De gewone zielzorg wordt binnen elk diocees over het algemeen uitgeoefend door de pastoor in zijn parochie, die als regel territoriaal bepaald is. Deze parochie, die de woonplaats der gelovigen als uitgangspunt voor de zielzorg neemt en steun moet vinden in de saamhorigheid die uit het samenwonen der gezinnen in straat en wijk groeit, is het centrale en meest belangrijke instituut der gewone dagelijkse zielzorg. Een hedendaagse parochie is niet enkel een centrum van prediking en catechese, van liturgie en gemeenschappelijk gebed, van sacramentenbediening, van onderlinge hulp en christelijke zede, maar omvat velerlei werken en instellingen, zoals godsdienstige, sociale en charitatieve verenigingen, parochiesecretariaat en maatschappelijke parochiewerkster, parochieblad, scholen en jeugdwerk, lekenapostolaat en Katholieke Actie. In de samenwerking van al deze elementen kan de parochie „de familie van Christus” (Pius XI) worden, waarin voorzien wordt in de dagelijkse geestelijke behoeften van de Christen. Zij is een weliswaar onvolledige gemeenschap in Christus, maar toch die waar de zielzorg der Kerk de gelovige het meest nabij komt.

Naast deze hiërarchisch geordende zielzorg zien we in de Kerk ook steeds weer „begeeste”, charismatisch begaafde, predikers optreden, die een opwekking en vernieuwing van de christelijke geest in de groeperingen van de gewone zielzorg brengen. Dit optreden wordt door de hiërarchie beproefd (1 Jo. 4:1) en haar goedkeuring heeft min of meer vaste instituten geschapen (volksmissies, misweken, retraites). Daardoor verkrijgt deze werkzaamheid de aard van buitengewone zielzorg, die het profetische element in de Kerk levend houdt.

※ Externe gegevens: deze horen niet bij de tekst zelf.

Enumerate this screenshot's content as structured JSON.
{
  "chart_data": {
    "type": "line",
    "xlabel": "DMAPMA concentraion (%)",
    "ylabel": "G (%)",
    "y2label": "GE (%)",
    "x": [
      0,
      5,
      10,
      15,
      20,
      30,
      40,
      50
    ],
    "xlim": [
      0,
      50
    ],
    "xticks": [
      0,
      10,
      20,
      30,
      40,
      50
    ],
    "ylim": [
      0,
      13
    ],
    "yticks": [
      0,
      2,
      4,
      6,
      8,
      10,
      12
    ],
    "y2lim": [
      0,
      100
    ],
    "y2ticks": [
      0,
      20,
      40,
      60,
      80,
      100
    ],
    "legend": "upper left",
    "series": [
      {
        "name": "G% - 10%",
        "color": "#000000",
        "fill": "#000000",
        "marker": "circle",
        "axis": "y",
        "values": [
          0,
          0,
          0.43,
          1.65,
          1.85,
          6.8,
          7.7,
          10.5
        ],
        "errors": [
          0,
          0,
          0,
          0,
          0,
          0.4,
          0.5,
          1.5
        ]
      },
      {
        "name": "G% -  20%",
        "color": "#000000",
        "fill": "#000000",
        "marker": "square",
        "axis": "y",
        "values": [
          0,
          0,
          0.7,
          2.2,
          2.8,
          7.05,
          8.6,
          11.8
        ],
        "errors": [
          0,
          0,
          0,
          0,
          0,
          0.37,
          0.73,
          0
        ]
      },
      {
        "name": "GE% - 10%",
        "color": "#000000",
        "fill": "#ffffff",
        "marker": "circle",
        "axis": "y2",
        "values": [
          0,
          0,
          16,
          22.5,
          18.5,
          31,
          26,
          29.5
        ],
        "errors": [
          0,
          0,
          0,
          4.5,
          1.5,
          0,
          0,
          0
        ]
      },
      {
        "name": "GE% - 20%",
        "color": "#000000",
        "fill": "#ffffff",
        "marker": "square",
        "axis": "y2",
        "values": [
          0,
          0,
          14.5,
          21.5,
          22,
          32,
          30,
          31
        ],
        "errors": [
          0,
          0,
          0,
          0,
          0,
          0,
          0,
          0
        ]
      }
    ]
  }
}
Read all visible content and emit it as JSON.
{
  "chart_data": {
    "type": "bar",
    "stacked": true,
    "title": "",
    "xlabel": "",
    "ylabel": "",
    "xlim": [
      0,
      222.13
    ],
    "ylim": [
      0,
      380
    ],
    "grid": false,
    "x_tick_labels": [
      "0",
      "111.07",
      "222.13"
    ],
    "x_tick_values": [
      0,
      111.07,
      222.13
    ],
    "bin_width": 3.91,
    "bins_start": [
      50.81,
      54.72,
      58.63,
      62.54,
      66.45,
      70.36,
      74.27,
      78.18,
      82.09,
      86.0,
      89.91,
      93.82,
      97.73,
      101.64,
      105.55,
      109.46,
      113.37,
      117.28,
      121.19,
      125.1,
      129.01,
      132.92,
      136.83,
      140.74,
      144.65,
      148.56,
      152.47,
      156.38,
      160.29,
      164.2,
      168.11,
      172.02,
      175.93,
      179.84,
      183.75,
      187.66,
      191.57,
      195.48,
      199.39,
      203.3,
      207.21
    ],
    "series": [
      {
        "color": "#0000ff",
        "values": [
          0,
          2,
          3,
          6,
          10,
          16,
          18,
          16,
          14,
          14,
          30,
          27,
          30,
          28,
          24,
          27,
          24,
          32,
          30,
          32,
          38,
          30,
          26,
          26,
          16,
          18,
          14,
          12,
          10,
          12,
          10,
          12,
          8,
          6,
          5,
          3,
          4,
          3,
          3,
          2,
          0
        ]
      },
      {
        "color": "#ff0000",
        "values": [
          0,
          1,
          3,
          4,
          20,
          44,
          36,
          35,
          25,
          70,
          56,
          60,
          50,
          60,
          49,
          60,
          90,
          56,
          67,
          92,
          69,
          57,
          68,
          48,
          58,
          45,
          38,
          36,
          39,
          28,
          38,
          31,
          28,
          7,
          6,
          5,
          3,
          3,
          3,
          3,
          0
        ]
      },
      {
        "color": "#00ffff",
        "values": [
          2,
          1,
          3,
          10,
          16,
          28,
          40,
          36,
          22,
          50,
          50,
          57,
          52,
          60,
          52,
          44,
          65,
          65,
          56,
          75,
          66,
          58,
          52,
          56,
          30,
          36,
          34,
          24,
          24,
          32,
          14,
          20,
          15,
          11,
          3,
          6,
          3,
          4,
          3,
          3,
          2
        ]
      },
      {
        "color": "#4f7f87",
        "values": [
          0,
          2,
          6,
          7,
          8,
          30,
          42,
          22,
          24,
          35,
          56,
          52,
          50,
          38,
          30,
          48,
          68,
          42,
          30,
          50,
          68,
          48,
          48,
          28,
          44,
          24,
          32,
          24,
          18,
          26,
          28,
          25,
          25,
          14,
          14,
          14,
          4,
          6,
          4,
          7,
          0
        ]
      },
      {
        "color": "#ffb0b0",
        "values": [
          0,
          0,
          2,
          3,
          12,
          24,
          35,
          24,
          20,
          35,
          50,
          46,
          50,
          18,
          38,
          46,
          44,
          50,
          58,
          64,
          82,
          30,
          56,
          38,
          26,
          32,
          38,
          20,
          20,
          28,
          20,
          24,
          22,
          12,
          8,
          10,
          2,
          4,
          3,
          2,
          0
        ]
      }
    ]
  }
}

De ontwikkeling van het maatschappelijk leven breekt de eenheid van levensmilieu’s op territoriale basis steeds meer uiteen, het brengt ook de gelovigen in steeds meer uiteenlopende levenssituaties met nieuwe godsdienstige en zedelijke behoeften. Daarom kan de parochie de volledige zielzorgtaak niet meer vervullen. Vandaar dat er een bijzondere zielzorg nodig is, zowel voor degenen aan wier behoeften de algemene parochiële zielzorg niet kan voldoen als voor hen die voor de territoriale parochiële zielzorg moeilijk bereikbaar zijn geworden. Deze bijzondere zielzorg is ofwel een aanvullende zielzorg, die de parochiële veronderstelt, ofwel een categoriale zielzorg, die praktisch de gehele zielzorg voor de betrokken groepen op zich neemt.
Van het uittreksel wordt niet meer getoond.